A parameter server with dynamic parameter allocation. I.e., it can relocate parameters among nodes during run time. This capability can be key for efficient distributed machine learning. More information can be found in our paper on dynamic parameter allocation: PVLDB (slightly longer version on arXiv). Details on the experiment settings for this paper can be found in docs/experiments-vldb20.md.
Lapse provides the following primitives:
Pull(keys)
: retrieve the values of a set of parameters (identified by keys) from the corresponding serversPush(keys, updates)
: send updates for parameters to the corresponding serversLocalize(keys)
: request local allocation of parameters
By default, primitives execute asynchronously. Wait()
can be used to execute any primitive synchronously. For example: Wait(Pull(keys))
.
The Lapse implementation is based on PS-Lite.
A simple example:
std::vector<uint64_t> keys = {1, 3, 5};
std::vector<float> updates = {1, 1, 1};
std::vector<float> recv_vals;
ps::KVWorker<float> kv;
kv.Wait(kv.Pull(keys, &recv_vals));
kv.Wait(kv.Push(keys, updates));
kv.Wait(kv.Localize(keys));
kv.Wait(kv.Pull(keys, &recv_vals)); // access is now local
lapse
requires a C++11 compiler such as g++ >= 4.8
and boost for some the application examples. On Ubuntu >= 13.10, you
can install it by
sudo apt-get update && sudo apt-get install -y build-essential git libboost-all-dev
Then clone and build
git clone https://github.com/alexrenz/lapse-ps
cd lapse-ps && make
A very simple example can be found in simple.cc. To run it, compile it:
make apps/simple
and run
python tracker/dmlc_local.py -s 1 build/apps/simple
to run with one node and default parameters or
python tracker/dmlc_local.py -s 3 build/apps/simple -v 5 -i 10 -k 14 -t 4
to run with 3 nodes and specific parameters. Run build/apps/simple --help
to see available parameters.
To test dynamic parameter allocation (i.e., moving parameters between servers), run
make -j 4 tests/test_dynamic_allocation
python tracker/dmlc_local.py -s 4 tests/test_dynamic_allocation
There are multiple start scripts. At the moment, we mostly use the following ones:
- tracker/dmlc_local.py to run on a local machine
- tracker/dmlc_ssh.py to run on a cluster
To see more information, run
python tracker/dmlc_local.py --help
, for example.
The -s
flag specifies how many processes (i.e., nodes to use, e.g. -s 4
uses 4 nodes. In each process, Lapse starts one server thread and multiple worker threads.

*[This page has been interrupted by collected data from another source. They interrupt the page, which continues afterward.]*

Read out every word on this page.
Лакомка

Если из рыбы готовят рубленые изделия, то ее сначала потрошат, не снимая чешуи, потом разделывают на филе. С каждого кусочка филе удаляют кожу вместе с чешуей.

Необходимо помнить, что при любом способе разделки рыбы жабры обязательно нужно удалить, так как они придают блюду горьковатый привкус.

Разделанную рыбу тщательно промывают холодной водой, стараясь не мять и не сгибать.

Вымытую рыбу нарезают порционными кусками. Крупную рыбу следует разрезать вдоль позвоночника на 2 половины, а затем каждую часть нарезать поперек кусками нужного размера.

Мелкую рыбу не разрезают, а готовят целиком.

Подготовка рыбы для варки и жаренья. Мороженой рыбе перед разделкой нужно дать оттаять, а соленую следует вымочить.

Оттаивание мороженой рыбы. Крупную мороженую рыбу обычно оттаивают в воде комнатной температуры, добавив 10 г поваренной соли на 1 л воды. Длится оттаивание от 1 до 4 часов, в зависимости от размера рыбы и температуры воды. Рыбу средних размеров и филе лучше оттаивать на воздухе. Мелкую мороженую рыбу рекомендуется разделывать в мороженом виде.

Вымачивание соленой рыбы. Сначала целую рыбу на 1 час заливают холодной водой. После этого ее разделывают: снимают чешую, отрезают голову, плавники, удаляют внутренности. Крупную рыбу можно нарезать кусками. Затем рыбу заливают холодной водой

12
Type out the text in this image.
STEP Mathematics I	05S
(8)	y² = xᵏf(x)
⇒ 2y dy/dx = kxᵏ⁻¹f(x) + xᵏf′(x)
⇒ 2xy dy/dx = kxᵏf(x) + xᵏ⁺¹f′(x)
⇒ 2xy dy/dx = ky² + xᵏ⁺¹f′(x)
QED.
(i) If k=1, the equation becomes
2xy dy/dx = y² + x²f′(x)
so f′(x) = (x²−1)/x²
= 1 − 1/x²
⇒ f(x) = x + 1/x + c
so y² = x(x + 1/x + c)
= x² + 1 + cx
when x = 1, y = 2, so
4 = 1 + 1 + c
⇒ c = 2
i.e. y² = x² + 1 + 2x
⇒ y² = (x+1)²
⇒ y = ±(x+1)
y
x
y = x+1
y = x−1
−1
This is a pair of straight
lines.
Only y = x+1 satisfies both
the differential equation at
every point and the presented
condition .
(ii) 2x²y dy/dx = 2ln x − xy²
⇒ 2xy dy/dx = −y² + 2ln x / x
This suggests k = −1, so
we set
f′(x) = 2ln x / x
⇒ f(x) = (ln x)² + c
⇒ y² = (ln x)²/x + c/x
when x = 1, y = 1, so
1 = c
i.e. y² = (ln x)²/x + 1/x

You find example applications in the apps/ directory and launch commands to locally run toy examples below. The toy datasets are in apps/data/.
make apps/matrix_factorization
python tracker/dmlc_local.py -s 2 build/apps/matrix_factorization --dataset apps/data/mf/ -r 2 --num_keys 12 --epochs 10
make apps/knowledge_graph_embeddings
python tracker/dmlc_local.py -s 2 build/apps/knowledge_graph_embeddings --dataset apps/data/kge/ --num_entities 280 --num_relations 112 --num_epochs 4 --embed_dim 100 --eval_freq 2
make apps/word2vec
python tracker/dmlc_local.py -s 2 build/apps/word2vec --num_threads 2 --negative 2 --binary 1 --num_keys 4970 --embed_dim 10 --input_file apps/data/lm/small.txt --num_iterations 4 --window 2 --localize_pos 1 --localize_neg 1 --data_words 10000
Lapse starts one process per node. Within this process, worker threads access the parameter store directly. A parameter server thread handles requests by other nodes and parameter relocations.